BURBANK, Calif. – September 9, 2009 – With the school year in full swing, educators will have a new environmental science learning tool to draw from as they develop their curriculums. Disney today announced the nationwide launch of Disney’s Planet Challenge, a project-based environmental competition for 4th – 6th grade classrooms that will empower students to make a difference in school, at home and in their local communities. With more than 15 years experience running highly-acclaimed classroom environmental competitions in regional markets including California and Florida (as “Disney’s Environmentality Challenge®”), Disney developed the new Disney’s Planet Challenge in response to growing demand across all 50 states. Program collaborations with the National Science Teachers Association (NSTA), the K-12 Alliance and state and federal government agencies ensure academic and environmental excellence. Participation in the program is free, and enrollment is open today at www.disney.com/planetchallenge.
“Disney’s environmental legacy is carried forward today in our ambitious environmental goals that not only focus on how we operate our businesses, but on how we inspire others to learn about the planet and take action as well,” said The Walt Disney Company’s senior executive vice president and chief financial officer, Tom Staggs, who oversees the company’s environmental efforts. “Disney’s Planet Challenge is an excellent example of how our unique connection to children can give us the opportunity to inspire a new generation of environmental stewards.”
To ensure Disney’s Planet Challenge promotes excellence in science education and adheres to the specific educational standards of each state, Disney is collaborating with NSTA and the K-12 Alliance. Disney has also worked closely with the U.S. and California Environmental Protection Agencies, U.S. Fish & Wildlife and the California Department of Education to achieve the highest in environmental standards.
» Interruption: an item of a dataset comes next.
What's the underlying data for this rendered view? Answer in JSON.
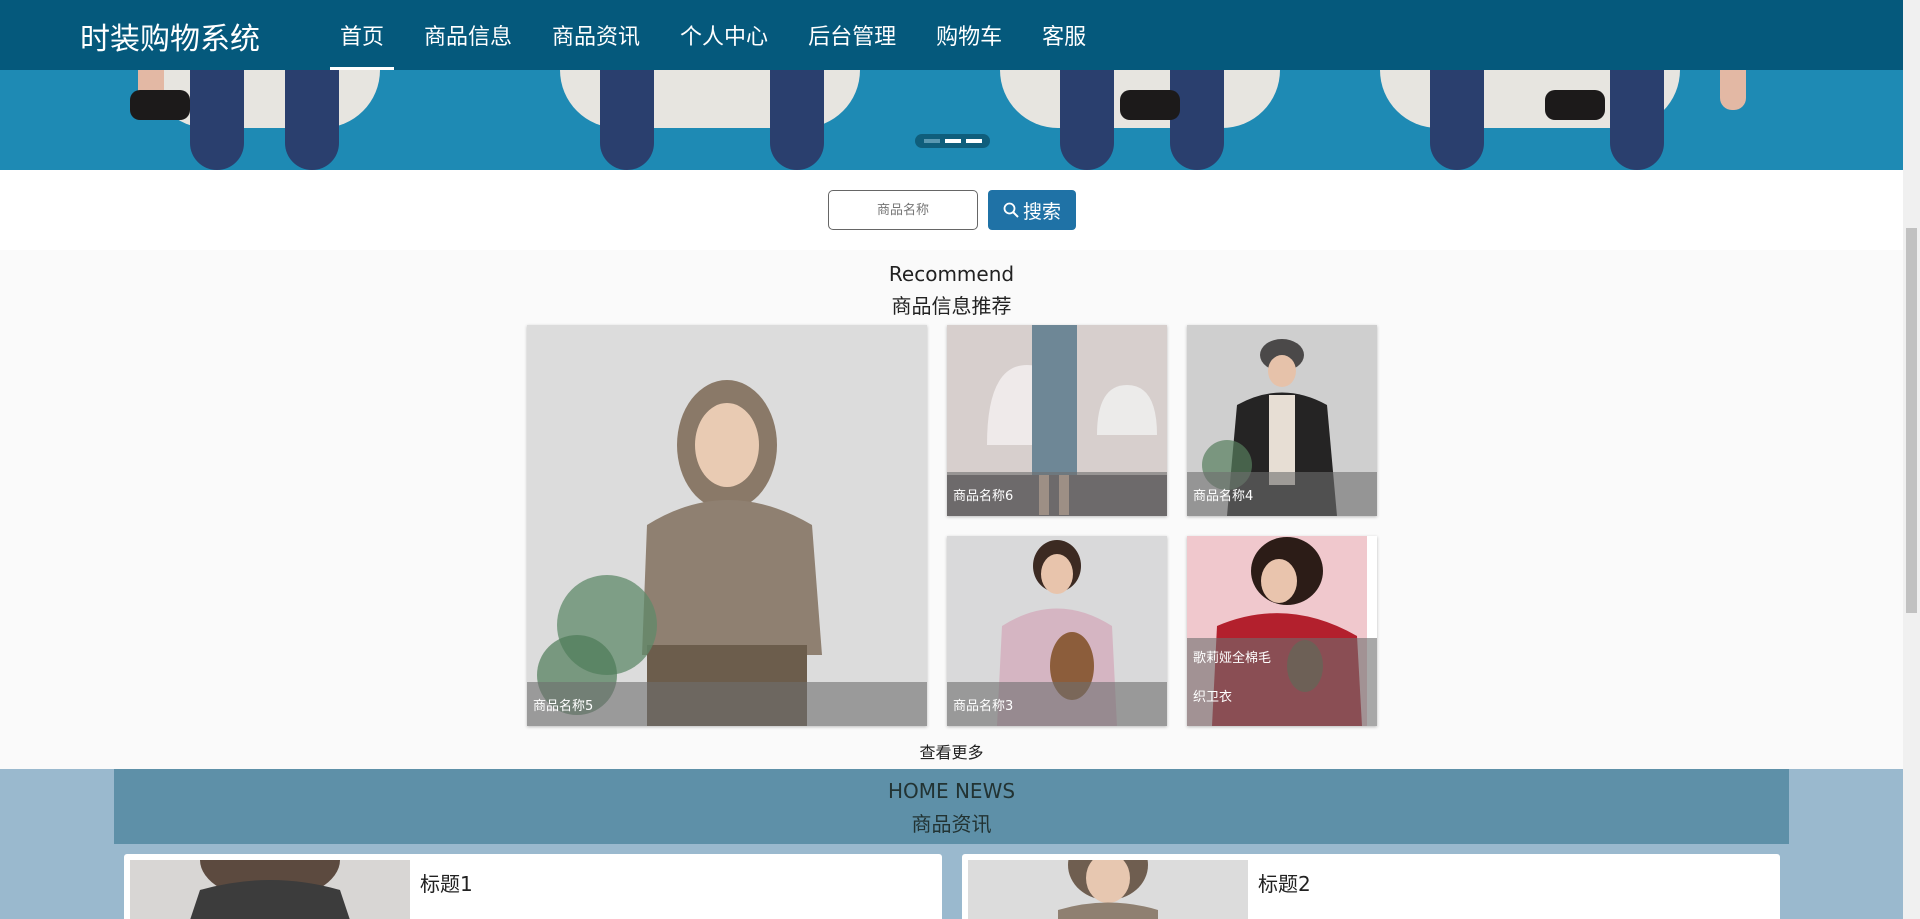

“Educators are always looking for fresh, interesting ways to motivate their students,” said Dr. Francis Eberle, executive director of NSTA. “Disney’s Planet Challenge is a motivational tool for educators that not only promotes science learning, but also promotes critical thinking, teamwork and environmental responsibility. We are pleased to be collaborating with Disney and we look forward to bringing Disney’s Planet Challenge to our vast network of teachers nationwide.”
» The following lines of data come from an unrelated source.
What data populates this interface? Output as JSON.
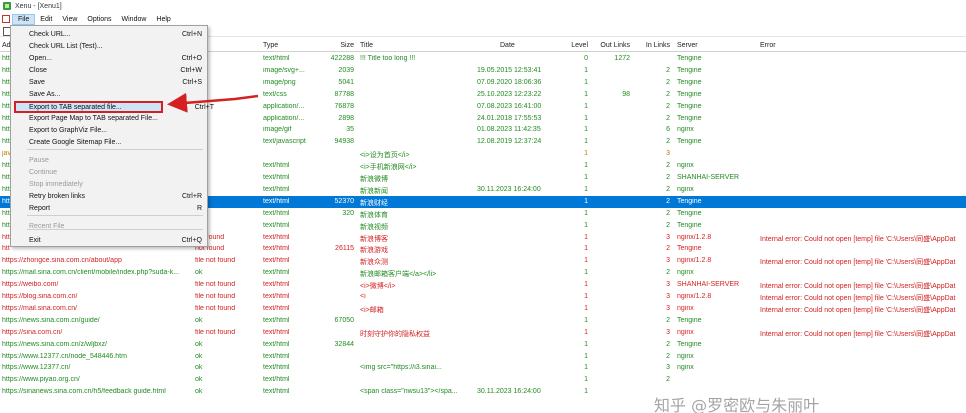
{
  "window": {
    "title": "Xenu - [Xenu1]"
  },
  "menubar": {
    "items": [
      "File",
      "Edit",
      "View",
      "Options",
      "Window",
      "Help"
    ],
    "active": "File"
  },
  "columns": [
    "Ad",
    "Type",
    "Size",
    "Title",
    "Date",
    "Level",
    "Out Links",
    "In Links",
    "Server",
    "Error"
  ],
  "file_menu": {
    "items": [
      {
        "label": "Check URL...",
        "shortcut": "Ctrl+N",
        "disabled": false
      },
      {
        "label": "Check URL List (Test)...",
        "shortcut": "",
        "disabled": false
      },
      {
        "label": "Open...",
        "shortcut": "Ctrl+O",
        "disabled": false
      },
      {
        "label": "Close",
        "shortcut": "Ctrl+W",
        "disabled": false
      },
      {
        "label": "Save",
        "shortcut": "Ctrl+S",
        "disabled": false
      },
      {
        "label": "Save As...",
        "shortcut": "",
        "disabled": false
      },
      {
        "label": "Export to TAB separated file...",
        "shortcut": "Ctrl+T",
        "disabled": false,
        "highlighted": true
      },
      {
        "label": "Export Page Map to TAB separated File...",
        "shortcut": "",
        "disabled": false
      },
      {
        "label": "Export to GraphViz File...",
        "shortcut": "",
        "disabled": false
      },
      {
        "label": "Create Google Sitemap File...",
        "shortcut": "",
        "disabled": false
      },
      {
        "label": "Pause",
        "shortcut": "",
        "disabled": true
      },
      {
        "label": "Continue",
        "shortcut": "",
        "disabled": true
      },
      {
        "label": "Stop immediately",
        "shortcut": "",
        "disabled": true
      },
      {
        "label": "Retry broken links",
        "shortcut": "Ctrl+R",
        "disabled": false
      },
      {
        "label": "Report",
        "shortcut": "R",
        "disabled": false
      },
      {
        "label": "Recent File",
        "shortcut": "",
        "disabled": true
      },
      {
        "label": "Exit",
        "shortcut": "Ctrl+Q",
        "disabled": false
      }
    ]
  },
  "rows": [
    {
      "addr": "htt",
      "status": "",
      "type": "text/html",
      "size": "422288",
      "title": "!!! Title too long !!!",
      "date": "",
      "level": "0",
      "out": "1272",
      "in": "",
      "server": "Tengine",
      "error": ""
    },
    {
      "addr": "htt",
      "status": "",
      "type": "image/svg+...",
      "size": "2039",
      "title": "",
      "date": "19.05.2015 12:53:41",
      "level": "1",
      "out": "",
      "in": "2",
      "server": "Tengine",
      "error": ""
    },
    {
      "addr": "htt",
      "status": "",
      "type": "image/png",
      "size": "5041",
      "title": "",
      "date": "07.09.2020 18:06:36",
      "level": "1",
      "out": "",
      "in": "2",
      "server": "Tengine",
      "error": ""
    },
    {
      "addr": "htt",
      "status": "",
      "type": "text/css",
      "size": "87788",
      "title": "",
      "date": "25.10.2023 12:23:22",
      "level": "1",
      "out": "98",
      "in": "2",
      "server": "Tengine",
      "error": ""
    },
    {
      "addr": "htt",
      "status": "",
      "type": "application/...",
      "size": "76878",
      "title": "",
      "date": "07.08.2023 16:41:00",
      "level": "1",
      "out": "",
      "in": "2",
      "server": "Tengine",
      "error": ""
    },
    {
      "addr": "htt",
      "status": "",
      "type": "application/...",
      "size": "2898",
      "title": "",
      "date": "24.01.2018 17:55:53",
      "level": "1",
      "out": "",
      "in": "2",
      "server": "Tengine",
      "error": ""
    },
    {
      "addr": "htt",
      "status": "",
      "type": "image/gif",
      "size": "35",
      "title": "",
      "date": "01.08.2023 11:42:35",
      "level": "1",
      "out": "",
      "in": "6",
      "server": "nginx",
      "error": ""
    },
    {
      "addr": "htt",
      "status": "",
      "type": "text/javascript",
      "size": "94938",
      "title": "",
      "date": "12.08.2019 12:37:24",
      "level": "1",
      "out": "",
      "in": "2",
      "server": "Tengine",
      "error": ""
    },
    {
      "addr": "jav",
      "status": "pe",
      "type": "",
      "size": "",
      "title": "<i>设为首页</i>",
      "date": "",
      "level": "1",
      "out": "",
      "in": "3",
      "server": "",
      "error": ""
    },
    {
      "addr": "htt",
      "status": "",
      "type": "text/html",
      "size": "",
      "title": "<i>手机新浪网</i>",
      "date": "",
      "level": "1",
      "out": "",
      "in": "2",
      "server": "nginx",
      "error": ""
    },
    {
      "addr": "htt",
      "status": "",
      "type": "text/html",
      "size": "",
      "title": "新浪微博",
      "date": "",
      "level": "1",
      "out": "",
      "in": "2",
      "server": "SHANHAI-SERVER",
      "error": ""
    },
    {
      "addr": "htt",
      "status": "",
      "type": "text/html",
      "size": "",
      "title": "新浪新闻",
      "date": "30.11.2023 16:24:00",
      "level": "1",
      "out": "",
      "in": "2",
      "server": "nginx",
      "error": ""
    },
    {
      "addr": "htt",
      "status": "",
      "type": "text/html",
      "size": "52370",
      "title": "新浪财经",
      "date": "",
      "level": "1",
      "out": "",
      "in": "2",
      "server": "Tengine",
      "error": "",
      "selected": true
    },
    {
      "addr": "htt",
      "status": "",
      "type": "text/html",
      "size": "320",
      "title": "新浪体育",
      "date": "",
      "level": "1",
      "out": "",
      "in": "2",
      "server": "Tengine",
      "error": ""
    },
    {
      "addr": "htt",
      "status": "",
      "type": "text/html",
      "size": "",
      "title": "新浪视频",
      "date": "",
      "level": "1",
      "out": "",
      "in": "2",
      "server": "Tengine",
      "error": ""
    },
    {
      "addr": "htt",
      "status": "not found",
      "type": "text/html",
      "size": "",
      "title": "新浪博客",
      "date": "",
      "level": "1",
      "out": "",
      "in": "3",
      "server": "nginx/1.2.8",
      "error": "Internal error: Could not open [temp] file 'C:\\Users\\同盛\\AppDat"
    },
    {
      "addr": "htt",
      "status": "not found",
      "type": "text/html",
      "size": "26115",
      "title": "新浪游戏",
      "date": "",
      "level": "1",
      "out": "",
      "in": "2",
      "server": "Tengine",
      "error": ""
    },
    {
      "addr": "https://zhongce.sina.com.cn/about/app",
      "status": "file not found",
      "type": "text/html",
      "size": "",
      "title": "新浪众测",
      "date": "",
      "level": "1",
      "out": "",
      "in": "3",
      "server": "nginx/1.2.8",
      "error": "Internal error: Could not open [temp] file 'C:\\Users\\同盛\\AppDat"
    },
    {
      "addr": "https://mail.sina.com.cn/client/mobile/index.php?suda-k...",
      "status": "ok",
      "type": "text/html",
      "size": "",
      "title": "新浪邮箱客户端</a></li>",
      "date": "",
      "level": "1",
      "out": "",
      "in": "2",
      "server": "nginx",
      "error": ""
    },
    {
      "addr": "https://weibo.com/",
      "status": "file not found",
      "type": "text/html",
      "size": "",
      "title": "<i>微博</i>",
      "date": "",
      "level": "1",
      "out": "",
      "in": "3",
      "server": "SHANHAI-SERVER",
      "error": "Internal error: Could not open [temp] file 'C:\\Users\\同盛\\AppDat"
    },
    {
      "addr": "https://blog.sina.com.cn/",
      "status": "file not found",
      "type": "text/html",
      "size": "",
      "title": "<i",
      "date": "",
      "level": "1",
      "out": "",
      "in": "3",
      "server": "nginx/1.2.8",
      "error": "Internal error: Could not open [temp] file 'C:\\Users\\同盛\\AppDat"
    },
    {
      "addr": "https://mail.sina.com.cn/",
      "status": "file not found",
      "type": "text/html",
      "size": "",
      "title": "<i>邮箱",
      "date": "",
      "level": "1",
      "out": "",
      "in": "3",
      "server": "nginx",
      "error": "Internal error: Could not open [temp] file 'C:\\Users\\同盛\\AppDat"
    },
    {
      "addr": "https://news.sina.com.cn/guide/",
      "status": "ok",
      "type": "text/html",
      "size": "67050",
      "title": "",
      "date": "",
      "level": "1",
      "out": "",
      "in": "2",
      "server": "Tengine",
      "error": ""
    },
    {
      "addr": "https://sina.com.cn/",
      "status": "file not found",
      "type": "text/html",
      "size": "",
      "title": "时刻守护你的隐私权益",
      "date": "",
      "level": "1",
      "out": "",
      "in": "3",
      "server": "nginx",
      "error": "Internal error: Could not open [temp] file 'C:\\Users\\同盛\\AppDat"
    },
    {
      "addr": "https://news.sina.com.cn/z/wljbxz/",
      "status": "ok",
      "type": "text/html",
      "size": "32844",
      "title": "",
      "date": "",
      "level": "1",
      "out": "",
      "in": "2",
      "server": "Tengine",
      "error": ""
    },
    {
      "addr": "https://www.12377.cn/node_548446.htm",
      "status": "ok",
      "type": "text/html",
      "size": "",
      "title": "",
      "date": "",
      "level": "1",
      "out": "",
      "in": "2",
      "server": "nginx",
      "error": ""
    },
    {
      "addr": "https://www.12377.cn/",
      "status": "ok",
      "type": "text/html",
      "size": "",
      "title": "<img src=\"https://i3.sinai...",
      "date": "",
      "level": "1",
      "out": "",
      "in": "3",
      "server": "nginx",
      "error": ""
    },
    {
      "addr": "https://www.piyao.org.cn/",
      "status": "ok",
      "type": "text/html",
      "size": "",
      "title": "",
      "date": "",
      "level": "1",
      "out": "",
      "in": "2",
      "server": "",
      "error": ""
    },
    {
      "addr": "https://sinanews.sina.com.cn/h5/feedback guide.html",
      "status": "ok",
      "type": "text/html",
      "size": "",
      "title": "<span class=\"nwsu13\"></spa...",
      "date": "30.11.2023 16:24:00",
      "level": "1",
      "out": "",
      "in": "",
      "server": "",
      "error": ""
    }
  ],
  "watermark": "知乎 @罗密欧与朱丽叶",
  "colors": {
    "ok": "#228b22",
    "error": "#d42020",
    "selected": "#0078d7",
    "highlight_border": "#d42020"
  }
}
For the project, students are asked to identify an environmental issue in their local community and come up with a solution that they manage and document from start to finish. Past examples range from implementing campus-wide water conservation programs and electronics recycling drives to protecting local habitats. Classrooms will develop a portfolio that will be evaluated on environmental-relevance, student learning, changes in practices and attitudes, community involvement, lasting benefits to students, school and/or community and originality.
“From a curricular perspective, the program extends beyond science, covering social studies, civics and writing,” said Sylvia Rodriguez, the 2008 5th grade teacher of the winning Disney’s Environmentality Challenge class in California. “The benefits also go beyond school; the students and even the parents develop a real sense of community.”
The Disney’s Planet Challenge web site provides tailored lesson plans customized to reflect the curriculum standards of each state for each grade level (grades 4-6). Teachers can easily find and download relevant lessons to help them link their class project to their state standards. The web site also includes a range of multimedia features that allow students to tap into their digital creativity and create an online portfolio by uploading class work, videos, photos, charts, news articles and other documents. Classrooms that choose to maintain digital portfolios have the environmentally friendly option for a paperless submission via the web site.
National, regional and state winners will receive an array of Disney prizes including a class celebration at Disneyland® for the national grand prize champion. The winning class will also have a chance to meet a Disney Channel star and the class and its winning project may be featured on the Disney Channel. Other prizes include thousands of dollars in classroom grants, class screenings of the next Disneynature film, Oceans, and more. Additionally, winning teachers will receive a one year NSTA membership. The grand-prize winning educator will also receive an expense paid trip to the national 2011 NSTA conference where he or she will be recognized at the NSTA awards banquet. For more information, visit Disney Planet Challenge.
Disney continues to grow its portfolio of environmentally inspirational programs. Earlier this year, Disney launched“Disney’s Friends for Change: Project Green” to inspire kids outside of the classroom. The campaign features Disney’s top talent including Miley Cyrus, the Jonas Brothers, Selena Gomez and Demi Lovato and asks young people to band together and take simple actions in their daily lives to help the planet. Participating kids get to help Disney decide how to donate more than $1 million to environmental charities over the next year.
About The Walt Disney Company
The Walt Disney Company (NYSE:DIS), together with its subsidiaries and affiliates, is a leading diversified international family entertainment and media enterprise with five business segments: media networks, parks and resorts, studio entertainment, interactive media and consumer products. Disney is a Dow 30 company with revenues of nearly $38 billion in its most recent fiscal year.
For more information about corporate responsibility at The Walt Disney Company, visithttp://www.disney.com/responsibility.
The Arlington, VA-based National Science Teachers Association (NSTA) is the largest professional organization in the world promoting excellence and innovation in science teaching and learning for all. NSTA’s current membership includes more than 60,000 science teachers, science supervisors, administrators, scientists, business and industry representatives, and others involved in science education.